Dear Members of the Pennsylvania House of Human Services Committee,
We, the undersigned organizations, urge you to say “no” to SB 675 in its current form. Instead, we urge you to work on the development of evidence-based policy that saves lives and advances our fight against the opioid crisis in Pennsylvania.
We appreciate that SB 675 was developed with the good intention to counter bad-actor cash clinics and to deter abuse, misuse, and diversion of FDA-approved medications for the treatment of opioid use disorder (OUD). Unfortunately, in its current form SB 675 creates significant barriers to the delivery of evidence based care.
Access to Office-Based Opioid Treatment (OBOT) is severely limited in Pennsylvania. In a state where the overdose death rate is twice the national average and our rank for overdose deaths is third in the country we should be exploring ways to improve access to evidence based treatment, lower barriers, decrease stigma and improve engagement.
Our current opioid and overdose crisis compels us to act and focus on delivering the best care to some of the most marginalized populations. We do this by expanding our professional addiction treatment community and supporting them in every way possible because their success means we save lives.
Healthcare professionals that treat substance use disorders are highly trained and regulated. SB 675 adds certification requirements that duplicate what the federal government already has in place. This barrier adds another hurdle to a system that is already unable to deliver treatment we know saves lives.

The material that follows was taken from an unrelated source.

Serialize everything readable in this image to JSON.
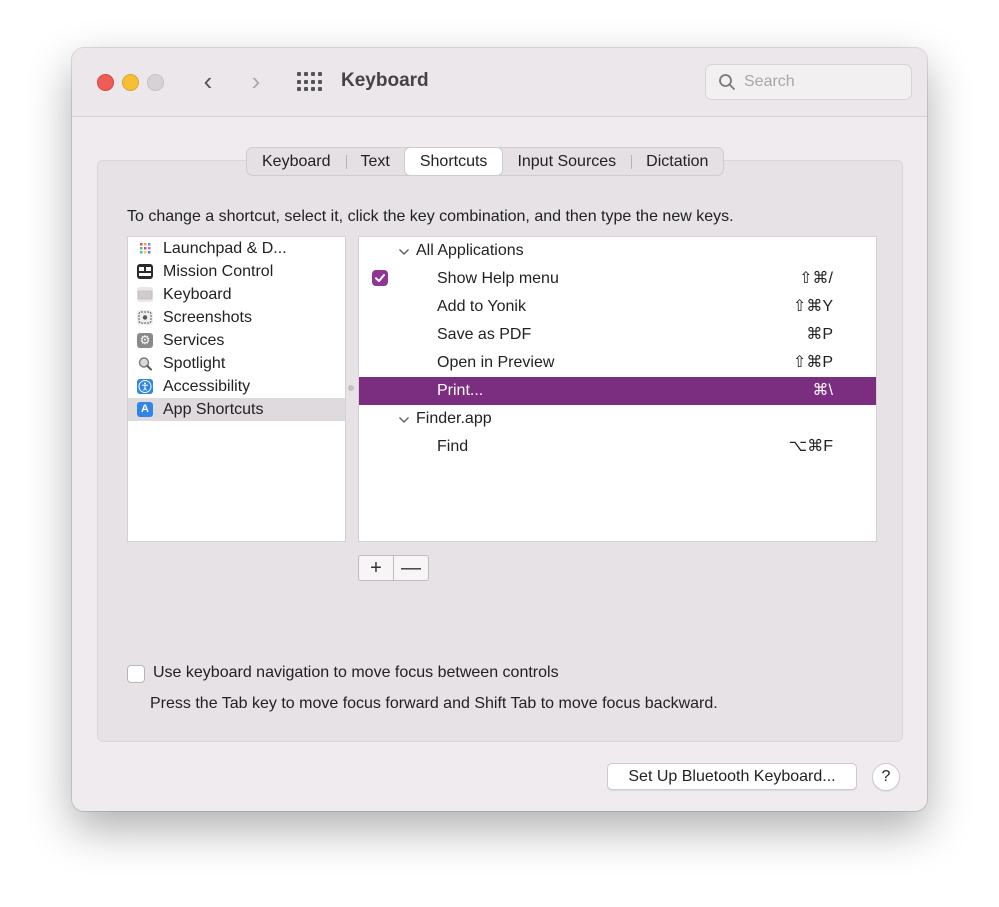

Currently there is a large movement within the addiction medicine community to deregulate the prescription of buprenorphine. (see Buprenorphine Deregulation and Mainstreaming Treatment for Opioid Use Disorder) This is based on the evidence that buprenorphine lowers morbidity and mortality from opioid use disorder. We also have quality data from many countries that show when access to this medication is expanded, overdose deaths fall, more people engage in treatment, and lives are improved. A review of France’s push to improve access to buprenorphine in the 1990s demonstrated a 79% drop in overdose deaths too. This cannot be ignored and highlights the importance of moving towards less regulation and improved access to buprenorphine.

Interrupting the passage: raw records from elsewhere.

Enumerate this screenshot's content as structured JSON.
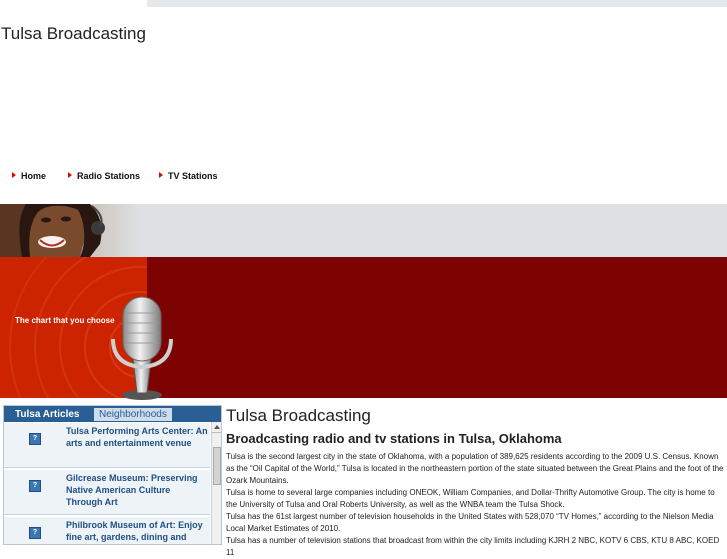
{
  "site": {
    "title": "Tulsa Broadcasting"
  },
  "nav": {
    "items": [
      "Home",
      "Radio Stations",
      "TV Stations"
    ]
  },
  "banner": {
    "tagline": "The chart that you choose"
  },
  "sidebar": {
    "tabs": {
      "active": "Tulsa Articles",
      "inactive": "Neighborhoods"
    },
    "articles": [
      "Tulsa Performing Arts Center: An arts and entertainment venue",
      "Gilcrease Museum: Preserving Native American Culture Through Art",
      "Philbrook Museum of Art: Enjoy fine art, gardens, dining and more"
    ]
  },
  "main": {
    "title": "Tulsa Broadcasting",
    "subtitle": "Broadcasting radio and tv stations in Tulsa, Oklahoma",
    "paragraphs": [
      "Tulsa is the second largest city in the state of Oklahoma, with a population of 389,625 residents according to the 2009 U.S. Census. Known as the “Oil Capital of the World,” Tulsa is located in the northeastern portion of the state situated between the Great Plains and the foot of the Ozark Mountains.",
      "Tulsa is home to several large companies including ONEOK, William Companies, and Dollar-Thrifty Automotive Group. The city is home to the University of Tulsa and Oral Roberts University, as well as the WNBA team the Tulsa Shock.",
      "Tulsa has the 61st largest number of television households in the United States with 528,070 “TV Homes,” according to the Nielson Media Local Market Estimates of 2010.",
      "Tulsa has a number of television stations that broadcast from within the city limits including KJRH 2 NBC, KOTV 6 CBS, KTU 8 ABC, KOED 11"
    ]
  },
  "colors": {
    "accent_red": "#cc2400",
    "banner_dark": "#7d0303",
    "tab_blue": "#2a5f96",
    "link_blue": "#1f4f86"
  }
}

SB 675 also raises fees on Pennsylvania’s insufficient supply of qualified health care professionals offering OUD treatment services, and limits the recognition of needed counselors and psychosocial support personnel. In its current form, this bill does not address the underlying issues that fuel cash clinics, abuse, misuse, and drug diversion. SB 675 is not the answer to our current overdose crisis. It weakens our current system of care, impedes access to evidence based treatment, and further stigmatizes the care of a population that need us most.
We urge the committee to work with all stakeholders to collaboratively yield solutions that are proven, and can be enacted to save lives in our Commonwealth. We encourage the Committee to consider policies recently adopted and implemented in our nearby states of Virginia and New Jersey which strengthen access to treatment by qualified health care professionals while eliminating cash clinics and reducing abuse, misuse and diversion.